Derivation of $\frac{\partial}{\partial\beta} = (y - X\beta)^t (y - X\beta) = 2X^T(y - X\beta)$ using matrix cookbook.

48 Views Asked by At

I am currently trying to differentiate the function

$$SS(\beta) = (y - X\beta)^T(y - X\beta)$$

with respect to the vector $\beta$ using the notation of the matrix cookbook. Here, $y \in \mathbb{R}^n, X \in \mathbb{R}^{n \times p}$ and $\beta \in \mathbb{R}^p$. \

First, $SS(\beta)$ is a scalar and $\beta$ is a $p$-dimensional column vector. Therefore, the derivative should be a $p$-dimensional column vector as well (see page 8 in the cookbook).

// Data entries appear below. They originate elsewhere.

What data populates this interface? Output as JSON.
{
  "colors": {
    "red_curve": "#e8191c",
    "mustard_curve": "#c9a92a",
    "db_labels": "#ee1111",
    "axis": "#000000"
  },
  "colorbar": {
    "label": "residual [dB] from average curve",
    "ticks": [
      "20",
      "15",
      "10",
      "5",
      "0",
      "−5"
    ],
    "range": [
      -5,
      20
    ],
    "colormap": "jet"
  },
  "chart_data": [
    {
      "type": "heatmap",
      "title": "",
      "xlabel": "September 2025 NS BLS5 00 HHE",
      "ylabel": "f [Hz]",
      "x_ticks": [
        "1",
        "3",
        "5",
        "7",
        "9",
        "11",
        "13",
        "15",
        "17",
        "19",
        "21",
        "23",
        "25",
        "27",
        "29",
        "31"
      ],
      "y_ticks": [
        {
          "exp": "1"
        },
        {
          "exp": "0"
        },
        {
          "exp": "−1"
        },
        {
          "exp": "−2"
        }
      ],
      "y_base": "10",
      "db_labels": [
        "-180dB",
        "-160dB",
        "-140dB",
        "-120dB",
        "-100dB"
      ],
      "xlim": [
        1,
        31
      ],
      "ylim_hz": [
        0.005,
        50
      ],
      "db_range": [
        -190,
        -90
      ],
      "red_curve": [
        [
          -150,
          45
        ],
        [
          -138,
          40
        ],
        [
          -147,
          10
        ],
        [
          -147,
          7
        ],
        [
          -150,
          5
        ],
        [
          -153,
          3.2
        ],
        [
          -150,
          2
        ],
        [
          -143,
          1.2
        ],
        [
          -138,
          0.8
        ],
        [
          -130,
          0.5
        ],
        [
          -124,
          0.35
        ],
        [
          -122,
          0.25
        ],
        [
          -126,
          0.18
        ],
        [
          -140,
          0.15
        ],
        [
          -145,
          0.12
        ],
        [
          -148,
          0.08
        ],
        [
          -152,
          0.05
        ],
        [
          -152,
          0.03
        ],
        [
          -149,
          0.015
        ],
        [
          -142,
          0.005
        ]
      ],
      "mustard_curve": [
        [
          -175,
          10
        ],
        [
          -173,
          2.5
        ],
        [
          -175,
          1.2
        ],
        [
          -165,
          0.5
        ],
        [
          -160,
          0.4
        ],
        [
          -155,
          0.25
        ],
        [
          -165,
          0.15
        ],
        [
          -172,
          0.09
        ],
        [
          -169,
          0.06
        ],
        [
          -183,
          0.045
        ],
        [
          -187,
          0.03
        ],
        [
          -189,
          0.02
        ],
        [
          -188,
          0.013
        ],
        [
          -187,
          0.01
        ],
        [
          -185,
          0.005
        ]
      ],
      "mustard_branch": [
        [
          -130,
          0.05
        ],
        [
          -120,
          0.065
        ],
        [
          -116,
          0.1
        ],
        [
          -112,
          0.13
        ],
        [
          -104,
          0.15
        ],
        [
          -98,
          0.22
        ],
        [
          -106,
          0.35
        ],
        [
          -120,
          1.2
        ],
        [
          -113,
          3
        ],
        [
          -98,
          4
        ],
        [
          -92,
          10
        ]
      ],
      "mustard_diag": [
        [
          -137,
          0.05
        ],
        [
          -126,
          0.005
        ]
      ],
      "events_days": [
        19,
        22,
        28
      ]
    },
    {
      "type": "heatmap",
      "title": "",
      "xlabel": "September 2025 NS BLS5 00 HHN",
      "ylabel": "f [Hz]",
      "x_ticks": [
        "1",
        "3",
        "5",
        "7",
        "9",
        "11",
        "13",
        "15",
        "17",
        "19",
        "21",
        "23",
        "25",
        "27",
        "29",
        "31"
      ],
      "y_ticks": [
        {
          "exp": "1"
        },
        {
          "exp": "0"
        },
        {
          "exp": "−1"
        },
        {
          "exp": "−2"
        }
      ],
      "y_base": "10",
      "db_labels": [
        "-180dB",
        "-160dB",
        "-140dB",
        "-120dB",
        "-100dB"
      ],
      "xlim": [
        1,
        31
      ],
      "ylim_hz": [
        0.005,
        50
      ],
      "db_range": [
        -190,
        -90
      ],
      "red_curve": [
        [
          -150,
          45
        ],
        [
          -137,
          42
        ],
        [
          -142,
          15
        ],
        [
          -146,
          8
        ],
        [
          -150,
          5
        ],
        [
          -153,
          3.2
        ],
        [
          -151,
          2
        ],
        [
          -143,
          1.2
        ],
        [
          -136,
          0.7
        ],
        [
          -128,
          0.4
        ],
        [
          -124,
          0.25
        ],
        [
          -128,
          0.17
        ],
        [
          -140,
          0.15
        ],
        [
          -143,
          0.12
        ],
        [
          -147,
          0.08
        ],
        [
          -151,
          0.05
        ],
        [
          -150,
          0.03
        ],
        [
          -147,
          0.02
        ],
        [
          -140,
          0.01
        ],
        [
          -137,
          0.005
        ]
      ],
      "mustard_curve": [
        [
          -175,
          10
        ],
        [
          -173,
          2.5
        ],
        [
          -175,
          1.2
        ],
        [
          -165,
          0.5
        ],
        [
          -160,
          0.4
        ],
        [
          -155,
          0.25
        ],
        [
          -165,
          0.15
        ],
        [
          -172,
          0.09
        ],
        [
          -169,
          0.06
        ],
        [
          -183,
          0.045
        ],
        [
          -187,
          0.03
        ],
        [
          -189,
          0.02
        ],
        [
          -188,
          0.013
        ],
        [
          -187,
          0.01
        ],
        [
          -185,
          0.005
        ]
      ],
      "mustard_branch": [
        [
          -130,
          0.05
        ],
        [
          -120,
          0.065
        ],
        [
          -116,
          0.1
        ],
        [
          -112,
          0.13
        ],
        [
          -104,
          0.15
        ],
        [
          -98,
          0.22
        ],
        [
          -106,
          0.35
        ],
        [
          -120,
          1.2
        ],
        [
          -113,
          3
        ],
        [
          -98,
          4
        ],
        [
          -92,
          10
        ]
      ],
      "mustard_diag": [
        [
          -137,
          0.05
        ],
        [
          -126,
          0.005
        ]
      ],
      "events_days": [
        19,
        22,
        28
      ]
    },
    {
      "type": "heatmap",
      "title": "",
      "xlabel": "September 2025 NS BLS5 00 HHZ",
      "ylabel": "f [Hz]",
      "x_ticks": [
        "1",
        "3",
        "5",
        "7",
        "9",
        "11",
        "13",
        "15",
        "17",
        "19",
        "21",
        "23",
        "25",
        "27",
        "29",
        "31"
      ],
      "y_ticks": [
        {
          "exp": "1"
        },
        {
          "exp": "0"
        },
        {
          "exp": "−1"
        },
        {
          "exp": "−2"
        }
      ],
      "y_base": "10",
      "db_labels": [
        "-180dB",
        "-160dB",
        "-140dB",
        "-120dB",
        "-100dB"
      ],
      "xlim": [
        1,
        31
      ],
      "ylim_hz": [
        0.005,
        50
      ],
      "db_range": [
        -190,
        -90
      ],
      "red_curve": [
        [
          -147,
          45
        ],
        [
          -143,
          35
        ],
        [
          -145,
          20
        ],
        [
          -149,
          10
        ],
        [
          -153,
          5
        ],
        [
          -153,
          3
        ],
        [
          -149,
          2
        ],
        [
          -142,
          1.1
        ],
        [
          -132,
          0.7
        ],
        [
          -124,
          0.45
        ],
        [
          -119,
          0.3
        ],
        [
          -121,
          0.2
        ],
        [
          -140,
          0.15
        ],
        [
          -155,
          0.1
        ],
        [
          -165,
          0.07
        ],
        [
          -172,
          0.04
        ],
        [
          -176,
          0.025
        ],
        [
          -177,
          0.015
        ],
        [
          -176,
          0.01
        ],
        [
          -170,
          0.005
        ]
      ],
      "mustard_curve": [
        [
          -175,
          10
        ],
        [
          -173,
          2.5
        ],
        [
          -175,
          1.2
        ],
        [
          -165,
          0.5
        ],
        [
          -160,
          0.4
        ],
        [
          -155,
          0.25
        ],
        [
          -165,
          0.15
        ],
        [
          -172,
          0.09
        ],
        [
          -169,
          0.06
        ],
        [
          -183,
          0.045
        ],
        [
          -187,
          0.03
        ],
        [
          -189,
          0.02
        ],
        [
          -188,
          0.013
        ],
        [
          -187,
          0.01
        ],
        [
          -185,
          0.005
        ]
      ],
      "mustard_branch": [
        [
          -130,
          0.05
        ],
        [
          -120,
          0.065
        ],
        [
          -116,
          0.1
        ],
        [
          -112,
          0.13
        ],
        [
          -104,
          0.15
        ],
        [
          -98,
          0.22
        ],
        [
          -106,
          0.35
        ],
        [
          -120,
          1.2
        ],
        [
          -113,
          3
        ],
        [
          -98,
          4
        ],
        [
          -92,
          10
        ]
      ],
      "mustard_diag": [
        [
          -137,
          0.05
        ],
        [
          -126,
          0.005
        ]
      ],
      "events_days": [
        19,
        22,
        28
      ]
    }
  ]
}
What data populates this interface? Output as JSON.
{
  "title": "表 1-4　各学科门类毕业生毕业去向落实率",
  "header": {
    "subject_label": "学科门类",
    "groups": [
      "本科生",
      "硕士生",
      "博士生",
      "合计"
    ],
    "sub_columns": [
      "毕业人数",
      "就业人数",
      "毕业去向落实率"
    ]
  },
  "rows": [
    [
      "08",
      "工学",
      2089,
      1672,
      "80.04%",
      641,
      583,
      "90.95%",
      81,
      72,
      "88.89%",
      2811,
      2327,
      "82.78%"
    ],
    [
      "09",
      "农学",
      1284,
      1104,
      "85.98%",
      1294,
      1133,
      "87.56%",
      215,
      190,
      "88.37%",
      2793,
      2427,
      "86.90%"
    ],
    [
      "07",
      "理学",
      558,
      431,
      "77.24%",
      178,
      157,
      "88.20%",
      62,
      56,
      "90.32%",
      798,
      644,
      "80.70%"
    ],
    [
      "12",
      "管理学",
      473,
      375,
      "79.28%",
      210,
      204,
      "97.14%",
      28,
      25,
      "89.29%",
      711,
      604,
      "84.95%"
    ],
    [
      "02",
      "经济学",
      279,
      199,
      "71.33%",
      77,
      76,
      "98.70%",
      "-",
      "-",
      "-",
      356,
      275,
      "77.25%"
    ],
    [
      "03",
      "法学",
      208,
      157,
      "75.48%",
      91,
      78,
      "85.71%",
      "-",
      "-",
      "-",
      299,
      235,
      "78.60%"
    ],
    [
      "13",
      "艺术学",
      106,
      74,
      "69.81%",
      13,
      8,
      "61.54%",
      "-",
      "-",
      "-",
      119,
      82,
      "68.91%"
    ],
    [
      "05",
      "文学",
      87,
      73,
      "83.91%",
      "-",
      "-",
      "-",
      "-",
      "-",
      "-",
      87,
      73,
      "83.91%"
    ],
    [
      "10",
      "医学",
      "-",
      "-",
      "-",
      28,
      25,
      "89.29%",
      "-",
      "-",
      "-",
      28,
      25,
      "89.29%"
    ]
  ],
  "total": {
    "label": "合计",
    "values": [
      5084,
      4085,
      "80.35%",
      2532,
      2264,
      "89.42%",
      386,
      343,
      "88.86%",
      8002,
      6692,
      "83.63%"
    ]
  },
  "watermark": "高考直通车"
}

Using identity (37) in the cookbook (the product rule), I find

$$ \frac{\partial}{\partial\beta} SS(\beta) = \Big[ \frac{\partial}{\partial\beta} (y - X\beta)^T \Big] \cdot (y - X\beta) + (y - X\beta)^T \cdot \frac{\partial}{\partial\beta} (y - X\beta). $$ For the first derivative, we can use identity (44) (derivative of transpose is equal to transpose of derivative). Finally, we use

$$ \frac{\partial}{\partial\beta}(y - X\beta) = -\frac{\partial}{\partial\beta} X\beta = -X\beta. $$

Together, this yields $$ \frac{\partial}{\partial\beta} SS(\beta) = -X^T (y - X\beta) + (y - X\beta)^T X. $$

This is generally not equal to $-2X^T(y - X\beta)$, which is what I expected. Where did I go wrong here?